2014 GSA Annual Meeting in Vancouver, British Columbia (19–22 October 2014)

Paper No. 211-2
Presentation Time: 9:15 AM


BROSCOE, David, Algonquin College, Ottawa, ON K2G1V8, Canada and RUSSELL, Hazen A.J., Geological Survey of Canada, 601 Booth Street, Ottawa, ON K1A 0E8, Canada

Eskers have commonly been mapped and symbolized manually from aerial photographic interpretation as either lines (ridges) and polygons (sand and gravel). To-date no method has been deployed that could automatically extract esker extents and quantify the esker volume. A methodology is presented for the quantification of eskers that uses Canadian Digital Elevation Data (CDED), spectral remotely sensed imagery (e.g. LandSat, Spot), and legacy esker line work from Geological Survey of Canada publications. Using ArcGIS and an esker detection module (EDM) coded in Python, the CDED data are smoothed using user defined filter windows.
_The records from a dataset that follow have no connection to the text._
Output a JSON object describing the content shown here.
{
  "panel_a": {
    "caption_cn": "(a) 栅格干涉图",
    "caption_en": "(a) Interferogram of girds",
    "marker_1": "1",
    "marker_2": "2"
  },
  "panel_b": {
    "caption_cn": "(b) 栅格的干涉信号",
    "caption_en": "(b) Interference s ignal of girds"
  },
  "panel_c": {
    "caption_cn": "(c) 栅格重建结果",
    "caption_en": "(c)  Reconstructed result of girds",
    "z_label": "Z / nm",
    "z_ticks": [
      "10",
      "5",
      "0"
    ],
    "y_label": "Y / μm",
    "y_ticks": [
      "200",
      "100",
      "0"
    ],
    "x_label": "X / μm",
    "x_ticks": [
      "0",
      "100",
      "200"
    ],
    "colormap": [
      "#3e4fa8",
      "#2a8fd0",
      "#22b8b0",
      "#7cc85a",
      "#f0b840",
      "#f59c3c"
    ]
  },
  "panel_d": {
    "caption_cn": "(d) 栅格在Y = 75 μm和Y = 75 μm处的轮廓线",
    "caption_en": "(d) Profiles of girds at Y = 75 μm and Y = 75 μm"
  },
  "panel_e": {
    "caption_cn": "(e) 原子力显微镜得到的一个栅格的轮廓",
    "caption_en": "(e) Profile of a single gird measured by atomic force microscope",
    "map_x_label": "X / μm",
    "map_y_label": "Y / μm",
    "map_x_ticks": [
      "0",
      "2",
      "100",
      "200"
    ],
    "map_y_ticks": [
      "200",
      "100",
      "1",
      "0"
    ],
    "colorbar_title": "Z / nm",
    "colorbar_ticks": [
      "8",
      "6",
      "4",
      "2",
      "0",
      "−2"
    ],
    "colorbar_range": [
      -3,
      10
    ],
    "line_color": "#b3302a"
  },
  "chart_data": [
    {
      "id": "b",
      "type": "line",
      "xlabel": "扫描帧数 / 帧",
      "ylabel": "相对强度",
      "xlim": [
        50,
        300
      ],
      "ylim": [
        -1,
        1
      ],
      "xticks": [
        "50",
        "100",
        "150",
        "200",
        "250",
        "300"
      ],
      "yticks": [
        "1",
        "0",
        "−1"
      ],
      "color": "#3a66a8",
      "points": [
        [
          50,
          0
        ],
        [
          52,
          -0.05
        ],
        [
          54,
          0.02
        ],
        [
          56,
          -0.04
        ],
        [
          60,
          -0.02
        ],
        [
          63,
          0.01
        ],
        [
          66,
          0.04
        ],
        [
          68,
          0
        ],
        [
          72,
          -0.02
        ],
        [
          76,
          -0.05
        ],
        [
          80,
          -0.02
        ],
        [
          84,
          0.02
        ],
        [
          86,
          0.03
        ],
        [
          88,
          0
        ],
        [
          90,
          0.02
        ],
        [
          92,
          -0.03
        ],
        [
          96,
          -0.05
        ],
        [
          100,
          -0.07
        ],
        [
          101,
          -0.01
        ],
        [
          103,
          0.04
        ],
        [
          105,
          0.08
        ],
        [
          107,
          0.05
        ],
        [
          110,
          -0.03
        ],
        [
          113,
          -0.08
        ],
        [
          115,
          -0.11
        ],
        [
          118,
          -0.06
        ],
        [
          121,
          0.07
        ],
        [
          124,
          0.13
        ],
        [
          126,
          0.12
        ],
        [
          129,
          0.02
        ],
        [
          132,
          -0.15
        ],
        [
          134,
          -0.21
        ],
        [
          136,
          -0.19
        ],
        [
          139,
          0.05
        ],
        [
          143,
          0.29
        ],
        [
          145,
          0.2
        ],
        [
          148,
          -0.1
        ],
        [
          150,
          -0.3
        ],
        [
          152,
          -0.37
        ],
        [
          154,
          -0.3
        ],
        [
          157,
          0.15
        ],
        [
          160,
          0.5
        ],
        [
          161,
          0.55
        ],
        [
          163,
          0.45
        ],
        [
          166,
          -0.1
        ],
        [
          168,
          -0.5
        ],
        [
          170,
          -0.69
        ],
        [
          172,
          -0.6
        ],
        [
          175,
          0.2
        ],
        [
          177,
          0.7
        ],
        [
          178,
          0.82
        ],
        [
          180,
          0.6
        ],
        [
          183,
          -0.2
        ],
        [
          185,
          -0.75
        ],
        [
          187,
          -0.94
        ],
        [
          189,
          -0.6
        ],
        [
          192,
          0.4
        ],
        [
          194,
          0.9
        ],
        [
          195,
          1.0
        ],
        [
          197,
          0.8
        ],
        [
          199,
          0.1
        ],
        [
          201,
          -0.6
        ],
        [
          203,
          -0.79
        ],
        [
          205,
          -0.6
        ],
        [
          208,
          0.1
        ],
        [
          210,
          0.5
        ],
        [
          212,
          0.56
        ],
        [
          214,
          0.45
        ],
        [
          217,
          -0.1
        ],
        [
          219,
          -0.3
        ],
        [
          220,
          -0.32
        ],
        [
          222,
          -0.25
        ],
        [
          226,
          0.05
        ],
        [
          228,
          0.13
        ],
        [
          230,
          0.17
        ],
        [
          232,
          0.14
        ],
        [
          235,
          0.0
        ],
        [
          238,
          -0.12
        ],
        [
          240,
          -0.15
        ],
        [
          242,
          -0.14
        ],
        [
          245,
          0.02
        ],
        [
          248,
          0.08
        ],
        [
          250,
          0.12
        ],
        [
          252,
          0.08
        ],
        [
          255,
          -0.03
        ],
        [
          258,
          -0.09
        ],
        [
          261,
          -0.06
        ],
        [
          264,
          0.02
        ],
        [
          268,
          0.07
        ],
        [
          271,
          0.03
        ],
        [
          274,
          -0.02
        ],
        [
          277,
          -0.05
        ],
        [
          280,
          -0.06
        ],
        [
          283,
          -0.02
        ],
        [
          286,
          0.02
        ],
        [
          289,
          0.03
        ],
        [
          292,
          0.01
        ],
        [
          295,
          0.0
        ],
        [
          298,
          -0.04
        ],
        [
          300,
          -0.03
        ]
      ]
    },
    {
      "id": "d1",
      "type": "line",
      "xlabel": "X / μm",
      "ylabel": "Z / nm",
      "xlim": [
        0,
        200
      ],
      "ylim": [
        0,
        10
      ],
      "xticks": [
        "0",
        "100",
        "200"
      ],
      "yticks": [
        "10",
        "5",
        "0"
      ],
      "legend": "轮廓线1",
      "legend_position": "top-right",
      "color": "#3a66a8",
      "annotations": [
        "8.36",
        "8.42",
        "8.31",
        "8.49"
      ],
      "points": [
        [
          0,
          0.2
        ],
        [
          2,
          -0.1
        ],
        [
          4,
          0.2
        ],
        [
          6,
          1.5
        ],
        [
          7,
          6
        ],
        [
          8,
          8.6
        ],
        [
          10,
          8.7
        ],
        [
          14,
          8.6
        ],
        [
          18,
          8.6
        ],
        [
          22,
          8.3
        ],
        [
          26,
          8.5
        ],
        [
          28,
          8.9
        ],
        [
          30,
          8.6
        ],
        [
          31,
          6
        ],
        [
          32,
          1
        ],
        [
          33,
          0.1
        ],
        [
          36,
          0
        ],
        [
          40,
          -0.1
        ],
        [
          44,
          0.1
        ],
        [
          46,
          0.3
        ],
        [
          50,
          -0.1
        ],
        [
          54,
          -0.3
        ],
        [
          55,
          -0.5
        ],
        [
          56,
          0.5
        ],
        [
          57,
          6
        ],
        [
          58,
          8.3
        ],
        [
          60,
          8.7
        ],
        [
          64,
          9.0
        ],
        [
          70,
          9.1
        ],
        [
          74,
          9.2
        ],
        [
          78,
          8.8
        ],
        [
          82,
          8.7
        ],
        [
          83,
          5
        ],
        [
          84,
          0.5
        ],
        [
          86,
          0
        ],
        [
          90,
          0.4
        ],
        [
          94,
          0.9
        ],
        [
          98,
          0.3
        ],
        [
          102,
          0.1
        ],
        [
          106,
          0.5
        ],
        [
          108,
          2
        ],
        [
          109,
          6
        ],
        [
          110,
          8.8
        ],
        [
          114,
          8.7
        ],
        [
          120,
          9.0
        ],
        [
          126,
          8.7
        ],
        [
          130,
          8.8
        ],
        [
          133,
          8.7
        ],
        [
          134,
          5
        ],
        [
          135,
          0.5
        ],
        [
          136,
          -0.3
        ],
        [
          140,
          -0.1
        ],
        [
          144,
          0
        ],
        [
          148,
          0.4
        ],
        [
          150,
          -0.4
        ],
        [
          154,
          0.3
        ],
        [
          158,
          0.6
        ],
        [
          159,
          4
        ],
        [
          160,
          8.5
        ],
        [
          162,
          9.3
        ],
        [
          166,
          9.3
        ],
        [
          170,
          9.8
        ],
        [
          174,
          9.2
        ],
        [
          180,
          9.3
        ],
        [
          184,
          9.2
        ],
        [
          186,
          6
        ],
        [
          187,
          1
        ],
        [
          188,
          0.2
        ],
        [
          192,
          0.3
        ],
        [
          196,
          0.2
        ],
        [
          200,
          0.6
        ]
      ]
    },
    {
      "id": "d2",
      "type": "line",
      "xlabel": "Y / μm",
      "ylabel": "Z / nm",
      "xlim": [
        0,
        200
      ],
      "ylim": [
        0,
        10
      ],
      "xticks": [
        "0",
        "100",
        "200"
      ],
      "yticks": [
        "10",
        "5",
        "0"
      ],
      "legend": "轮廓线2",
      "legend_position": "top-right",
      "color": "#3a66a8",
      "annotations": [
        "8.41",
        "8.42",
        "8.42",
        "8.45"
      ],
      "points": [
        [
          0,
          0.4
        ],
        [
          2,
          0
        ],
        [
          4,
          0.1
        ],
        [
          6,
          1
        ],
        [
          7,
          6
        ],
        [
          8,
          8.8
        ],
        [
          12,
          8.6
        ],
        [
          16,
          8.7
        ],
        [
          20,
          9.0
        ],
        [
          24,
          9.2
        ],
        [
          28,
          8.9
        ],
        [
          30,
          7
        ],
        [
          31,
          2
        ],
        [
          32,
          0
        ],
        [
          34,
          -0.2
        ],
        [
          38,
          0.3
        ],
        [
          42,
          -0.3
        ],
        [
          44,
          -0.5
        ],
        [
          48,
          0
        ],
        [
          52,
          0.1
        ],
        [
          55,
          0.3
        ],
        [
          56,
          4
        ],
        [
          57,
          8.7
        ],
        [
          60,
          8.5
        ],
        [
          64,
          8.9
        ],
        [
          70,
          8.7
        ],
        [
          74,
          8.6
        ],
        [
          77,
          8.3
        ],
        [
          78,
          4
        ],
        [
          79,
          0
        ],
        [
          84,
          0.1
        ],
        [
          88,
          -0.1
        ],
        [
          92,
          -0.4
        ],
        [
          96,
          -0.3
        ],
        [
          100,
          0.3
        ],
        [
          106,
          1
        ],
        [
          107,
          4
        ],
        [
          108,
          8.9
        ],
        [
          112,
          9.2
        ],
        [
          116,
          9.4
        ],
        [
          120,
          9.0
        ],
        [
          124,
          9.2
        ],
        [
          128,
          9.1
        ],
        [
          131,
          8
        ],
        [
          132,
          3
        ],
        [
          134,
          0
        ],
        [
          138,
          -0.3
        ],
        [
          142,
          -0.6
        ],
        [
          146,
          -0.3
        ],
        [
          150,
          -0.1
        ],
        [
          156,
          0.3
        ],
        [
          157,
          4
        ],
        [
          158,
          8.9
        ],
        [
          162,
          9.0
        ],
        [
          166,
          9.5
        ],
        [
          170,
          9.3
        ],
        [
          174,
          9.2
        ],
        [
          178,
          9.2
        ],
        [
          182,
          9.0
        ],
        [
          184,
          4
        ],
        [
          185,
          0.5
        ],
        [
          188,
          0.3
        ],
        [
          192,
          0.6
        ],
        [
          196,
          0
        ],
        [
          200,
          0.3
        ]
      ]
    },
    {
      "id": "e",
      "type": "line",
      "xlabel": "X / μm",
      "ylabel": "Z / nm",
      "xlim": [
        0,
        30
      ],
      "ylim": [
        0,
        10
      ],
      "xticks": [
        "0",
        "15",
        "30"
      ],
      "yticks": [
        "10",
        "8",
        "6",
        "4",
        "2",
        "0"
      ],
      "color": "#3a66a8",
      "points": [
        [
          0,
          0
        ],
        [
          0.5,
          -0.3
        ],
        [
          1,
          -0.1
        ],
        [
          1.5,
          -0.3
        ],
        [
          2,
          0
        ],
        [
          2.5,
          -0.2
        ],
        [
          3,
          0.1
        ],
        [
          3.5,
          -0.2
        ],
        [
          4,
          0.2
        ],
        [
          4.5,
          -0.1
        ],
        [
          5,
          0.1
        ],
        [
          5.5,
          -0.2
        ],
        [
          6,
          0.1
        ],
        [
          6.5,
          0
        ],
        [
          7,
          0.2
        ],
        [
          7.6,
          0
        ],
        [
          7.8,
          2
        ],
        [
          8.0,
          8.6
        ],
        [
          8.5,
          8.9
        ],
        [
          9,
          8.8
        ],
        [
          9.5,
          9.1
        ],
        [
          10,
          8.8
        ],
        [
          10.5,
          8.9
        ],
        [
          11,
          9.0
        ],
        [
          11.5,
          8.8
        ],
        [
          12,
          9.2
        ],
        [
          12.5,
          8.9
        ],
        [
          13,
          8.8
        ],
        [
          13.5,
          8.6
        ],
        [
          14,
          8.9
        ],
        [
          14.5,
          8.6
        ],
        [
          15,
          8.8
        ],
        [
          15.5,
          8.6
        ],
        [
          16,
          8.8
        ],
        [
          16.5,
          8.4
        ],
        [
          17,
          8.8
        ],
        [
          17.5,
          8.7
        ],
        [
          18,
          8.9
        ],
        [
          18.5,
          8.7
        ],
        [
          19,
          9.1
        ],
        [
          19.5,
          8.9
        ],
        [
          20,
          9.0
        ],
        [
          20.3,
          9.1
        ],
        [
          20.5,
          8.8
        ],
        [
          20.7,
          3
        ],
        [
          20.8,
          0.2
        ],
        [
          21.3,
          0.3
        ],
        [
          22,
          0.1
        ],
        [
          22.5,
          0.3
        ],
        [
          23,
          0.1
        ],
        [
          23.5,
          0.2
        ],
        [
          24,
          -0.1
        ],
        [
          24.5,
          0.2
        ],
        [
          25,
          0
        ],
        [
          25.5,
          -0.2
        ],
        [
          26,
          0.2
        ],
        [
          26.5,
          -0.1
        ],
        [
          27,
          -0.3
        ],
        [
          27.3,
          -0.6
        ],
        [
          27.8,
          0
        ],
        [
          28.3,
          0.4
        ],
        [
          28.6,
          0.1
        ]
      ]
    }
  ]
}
A difference surface is produced that emphasizes ridge areas and is used to create polygons. The legacy esker line work is used as a training dataset to extract ridge areas within a user defined buffer. EDM results have been tested against the input training data and a local data set generated manually from aerial photographic interpretation. Depending upon terrain characteristics the success of the data extraction ranges from 65 to 81 % for the esker line work and 35 to 72 % for the more limited aerial photographic interpretation. The variable success reflects esker size related to both relief and width in the CDED data. Ongoing development of this methodology focuses on enhanced delineation of low-relief areas of the esker not captured by the DEM analysis through incorporation of spectral imagery. A multiclass (80-90) iso-cluster unsupervised classification of SPOT MSS data was completed to characterize the landscape. The isocluster classification is then overlain on the esker polygons. The most dominant classes in terms of area are identified and the user can specify the number of classes to be chosen. The originally topographically defined polygons are then merged with the selected intersecting spectral classification.